Sosyal devletin olmazsa olmazlarından değil midir hastanın tedavisi için ilacına ulaşmasını sağlamak?

Güya bizde de öyle.

İlaç ve Eczacılık Dairesi diye bir kurum var.

Nasıl işletildiğini hiçbir Allah’ın kulu bilmez!

Bilmez çünkü hastanın ilacına ulaşması yarı mucizevi bir olaydır burada.

Bir de Dr. Burhan Nalbantoğlu Devlet Hastanesi İlaç Kurulu var.

Burasının da nasıl işletildiğini hiçbir Allah’ın kulu bilmez!

Bilmez çünkü hastanın ilacına ulaşması hem çok kolay hem de imkansızdır!

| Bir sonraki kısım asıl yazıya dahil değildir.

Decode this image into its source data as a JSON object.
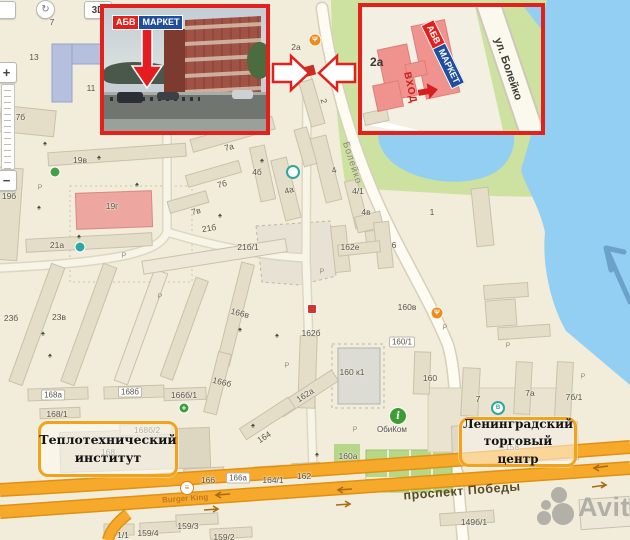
{
  "controls": {
    "three_d": "3D",
    "zoom_in": "+",
    "zoom_out": "−"
  },
  "brand": {
    "part1": "АБВ",
    "part2": "МАРКЕТ"
  },
  "insets": {
    "map": {
      "number": "2а",
      "entrance": "ВХОД"
    }
  },
  "streets": {
    "boleyko_main": "Болейко",
    "boleyko_inset": "ул. Болейко",
    "pobedy": "проспект Победы"
  },
  "poi": {
    "burger_king": "Burger King",
    "obikom": "ОбиКом"
  },
  "watermark": {
    "text": "Avito"
  },
  "callouts": {
    "institute": {
      "line1": "Теплотехнический",
      "line2": "институт"
    },
    "trade_center": {
      "line1": "Ленинградский",
      "line2": "торговый центр"
    }
  },
  "building_labels": [
    {
      "t": "7",
      "x": 52,
      "y": 22
    },
    {
      "t": "13",
      "x": 34,
      "y": 57
    },
    {
      "t": "11",
      "x": 91,
      "y": 88
    },
    {
      "t": "17б",
      "x": 18,
      "y": 117
    },
    {
      "t": "19в",
      "x": 80,
      "y": 160
    },
    {
      "t": "19б",
      "x": 9,
      "y": 196
    },
    {
      "t": "19г",
      "x": 112,
      "y": 206
    },
    {
      "t": "21а",
      "x": 57,
      "y": 245
    },
    {
      "t": "23б",
      "x": 11,
      "y": 318
    },
    {
      "t": "23в",
      "x": 59,
      "y": 317
    },
    {
      "t": "21б",
      "x": 209,
      "y": 228,
      "r": -9
    },
    {
      "t": "21б/1",
      "x": 248,
      "y": 247
    },
    {
      "t": "7а",
      "x": 229,
      "y": 147,
      "r": -15
    },
    {
      "t": "7б",
      "x": 222,
      "y": 184,
      "r": -15
    },
    {
      "t": "7в",
      "x": 196,
      "y": 211,
      "r": -15
    },
    {
      "t": "4б",
      "x": 257,
      "y": 172
    },
    {
      "t": "4а",
      "x": 289,
      "y": 190,
      "r": -15
    },
    {
      "t": "4",
      "x": 334,
      "y": 170,
      "r": -15
    },
    {
      "t": "4/1",
      "x": 358,
      "y": 191
    },
    {
      "t": "4в",
      "x": 366,
      "y": 212
    },
    {
      "t": "2а",
      "x": 296,
      "y": 47
    },
    {
      "t": "2",
      "x": 324,
      "y": 101,
      "r": 75
    },
    {
      "t": "1",
      "x": 432,
      "y": 212
    },
    {
      "t": "6",
      "x": 394,
      "y": 245
    },
    {
      "t": "162е",
      "x": 350,
      "y": 247
    },
    {
      "t": "160в",
      "x": 407,
      "y": 307
    },
    {
      "t": "162б",
      "x": 311,
      "y": 333
    },
    {
      "t": "166в",
      "x": 240,
      "y": 313,
      "r": 14
    },
    {
      "t": "166б",
      "x": 222,
      "y": 382,
      "r": 14
    },
    {
      "t": "162а",
      "x": 305,
      "y": 395,
      "r": -33
    },
    {
      "t": "164",
      "x": 264,
      "y": 437,
      "r": -33
    },
    {
      "t": "160 к1",
      "x": 352,
      "y": 372
    },
    {
      "t": "160/1",
      "x": 402,
      "y": 342,
      "box": true
    },
    {
      "t": "160а",
      "x": 348,
      "y": 456
    },
    {
      "t": "160",
      "x": 430,
      "y": 378
    },
    {
      "t": "7",
      "x": 478,
      "y": 399
    },
    {
      "t": "7а",
      "x": 530,
      "y": 393
    },
    {
      "t": "7б/1",
      "x": 574,
      "y": 397
    },
    {
      "t": "158",
      "x": 512,
      "y": 447
    },
    {
      "t": "168а",
      "x": 53,
      "y": 395,
      "box": true
    },
    {
      "t": "168б",
      "x": 130,
      "y": 392,
      "box": true
    },
    {
      "t": "166б/1",
      "x": 184,
      "y": 395
    },
    {
      "t": "168/1",
      "x": 57,
      "y": 414
    },
    {
      "t": "168б/2",
      "x": 147,
      "y": 430
    },
    {
      "t": "168",
      "x": 108,
      "y": 452
    },
    {
      "t": "166",
      "x": 208,
      "y": 480
    },
    {
      "t": "166а",
      "x": 238,
      "y": 478,
      "box": true
    },
    {
      "t": "164/1",
      "x": 273,
      "y": 480
    },
    {
      "t": "162",
      "x": 304,
      "y": 476
    },
    {
      "t": "1/1",
      "x": 123,
      "y": 535
    },
    {
      "t": "159/4",
      "x": 148,
      "y": 533
    },
    {
      "t": "159/3",
      "x": 188,
      "y": 526
    },
    {
      "t": "159/2",
      "x": 224,
      "y": 537
    },
    {
      "t": "149б/1",
      "x": 474,
      "y": 522
    }
  ],
  "trees": [
    {
      "x": 45,
      "y": 144
    },
    {
      "x": 99,
      "y": 158
    },
    {
      "x": 39,
      "y": 208
    },
    {
      "x": 79,
      "y": 237
    },
    {
      "x": 262,
      "y": 161
    },
    {
      "x": 220,
      "y": 216
    },
    {
      "x": 43,
      "y": 334
    },
    {
      "x": 50,
      "y": 356
    },
    {
      "x": 277,
      "y": 336
    },
    {
      "x": 253,
      "y": 426
    },
    {
      "x": 317,
      "y": 455
    },
    {
      "x": 188,
      "y": 57
    },
    {
      "x": 137,
      "y": 185
    },
    {
      "x": 240,
      "y": 330
    }
  ],
  "parkings": [
    {
      "x": 40,
      "y": 188
    },
    {
      "x": 124,
      "y": 256
    },
    {
      "x": 262,
      "y": 120
    },
    {
      "x": 322,
      "y": 272
    },
    {
      "x": 445,
      "y": 328
    },
    {
      "x": 508,
      "y": 346
    },
    {
      "x": 583,
      "y": 377
    },
    {
      "x": 355,
      "y": 430
    },
    {
      "x": 287,
      "y": 366
    },
    {
      "x": 160,
      "y": 297
    }
  ],
  "icons": [
    {
      "type": "food",
      "x": 315,
      "y": 40,
      "glyph": "Ψ"
    },
    {
      "type": "food",
      "x": 437,
      "y": 313,
      "glyph": "Ψ"
    },
    {
      "type": "sign-green",
      "x": 55,
      "y": 172,
      "glyph": ""
    },
    {
      "type": "sign-teal",
      "x": 80,
      "y": 247,
      "glyph": ""
    },
    {
      "type": "stop",
      "x": 293,
      "y": 172,
      "glyph": ""
    },
    {
      "type": "stop",
      "x": 498,
      "y": 408,
      "glyph": "В"
    },
    {
      "type": "pharmacy",
      "x": 184,
      "y": 408,
      "glyph": "+"
    },
    {
      "type": "monument",
      "x": 13,
      "y": 171,
      "glyph": "▲"
    },
    {
      "type": "shop-red",
      "x": 312,
      "y": 309,
      "glyph": ""
    }
  ]
}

Bir hastanın sürekli kullanması gereken veya eczanelerde bulunmayan ya da çok pahalı ilaçlara ulaşabilmek için bu kurulun kapısını çalınmak zorunda.

İşinizi kolayca halletmek istiyorsanız, gideceksiniz bir kamu doktorunun kaçak çalıştığı özel kliniğine ya da ek mesaisini yaptığı özel hastaneye, ondan sonrası kolaydır.

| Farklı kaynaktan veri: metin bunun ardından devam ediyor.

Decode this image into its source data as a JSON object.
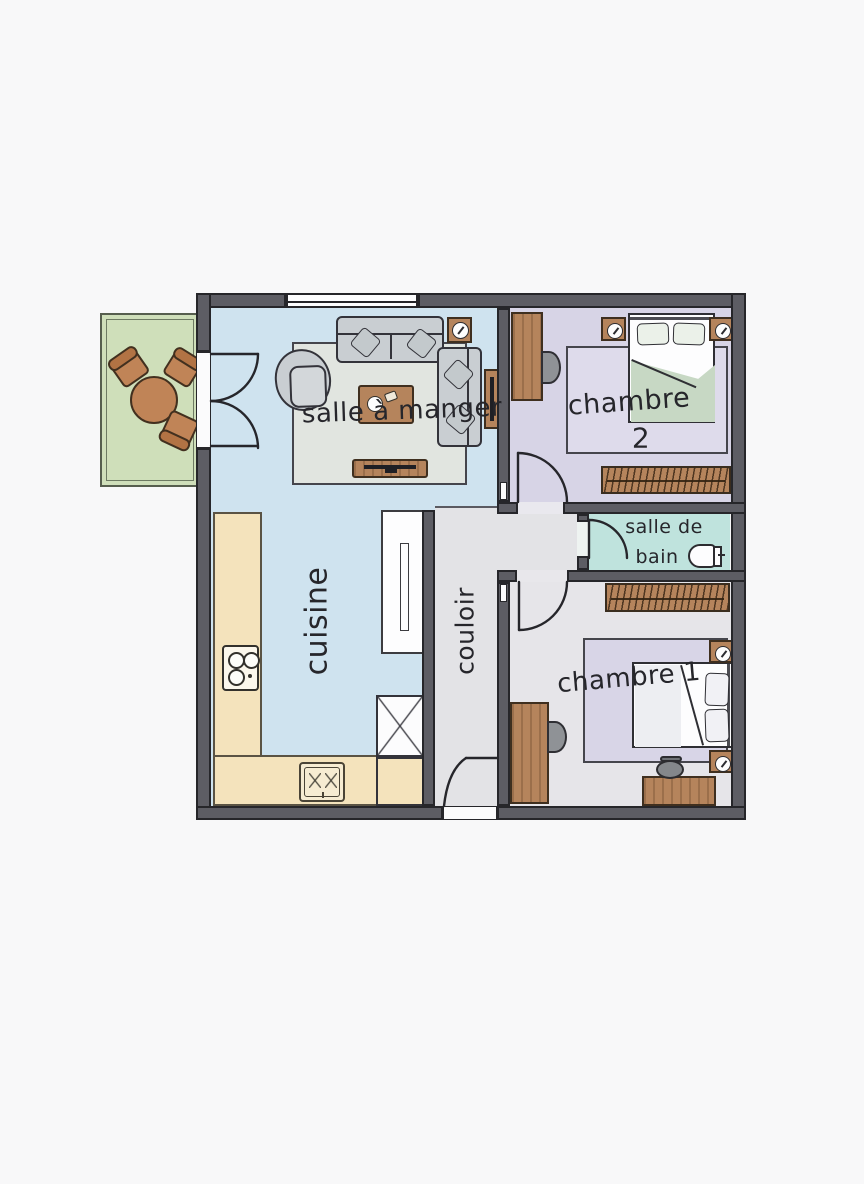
{
  "plan": {
    "type": "apartment-floor-plan",
    "language": "French",
    "rooms": {
      "dining": {
        "label": "salle à manger"
      },
      "bedroom2": {
        "line1": "chambre",
        "line2": "2"
      },
      "bathroom": {
        "line1": "salle de",
        "line2": "bain"
      },
      "kitchen": {
        "label": "cuisine"
      },
      "hallway": {
        "label": "couloir"
      },
      "bedroom1": {
        "label": "chambre 1"
      }
    },
    "colors": {
      "wall": "#5d5d64",
      "floor_living_kitchen": "#cfe3ef",
      "floor_hallway": "#e3e3e6",
      "floor_bedroom2": "#d7d4e6",
      "floor_bedroom1": "#e6e5e9",
      "floor_bathroom": "#bfe3dd",
      "balcony": "#cfdfba",
      "kitchen_counter": "#f4e3bc",
      "wood_furniture": "#b5845c",
      "bed_blanket_green": "#c7d8c4",
      "background": "#f8f8f9"
    }
  }
}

Üzerine tamamen ‘’duygusal’’ gülümsemesini de ekleyerek sizi kutsanmış o İlaç Kurulu’na çıkaracak ve sonrasında yine kendi kutsal kalemi ve kutsal kamu reçetesi ile o ilaca ulaşmanızı kolaylıkla sağlayacaktır!

Ha eğer, kanunlar önünde herkes eşittir, yasa ne ise herkes uymak zorundadır gibi idealist bir gaflette bulur ya da yolunuzu kaybedip, devlette çalışmayan, sadece özelde hastasının derdine derman olmaya çalışan bir doktorun kapısını yanlışlıkla çalarsanız işler biraz arap saçına döner!

Yasa gereği özeldeki doktorunuz da sizi İlaç Kurulu’na çıkarabilir.

Ama işte orada işler değişir.

Özeldeki doktorunuza dış kapının son mandalı gözüyle bile bakmayan kurul için önce ilgili kamu doktoru sizi bir güzel sorguya çekebilir.

Sorgunun ana fikrinde neden kendisine gitmediğiniz yatar aslında.

Sonda özeldeki doktorun tanısı sorgulanır.

O kutsanmış İlaç Kurulu’na girebilmeniz için önce hasta olduğunuzu, sonra da özeldeki doktorunuzun doğru tanıyı koyarak doğru tedaviyi önerdiğini ispatlamak gibi bir duruma düşersiniz adeta!

Hasta hakları yerlerdedir, meslek etiği söz konusu değildir ve tamamen bir sinir harbi içindesinizdir.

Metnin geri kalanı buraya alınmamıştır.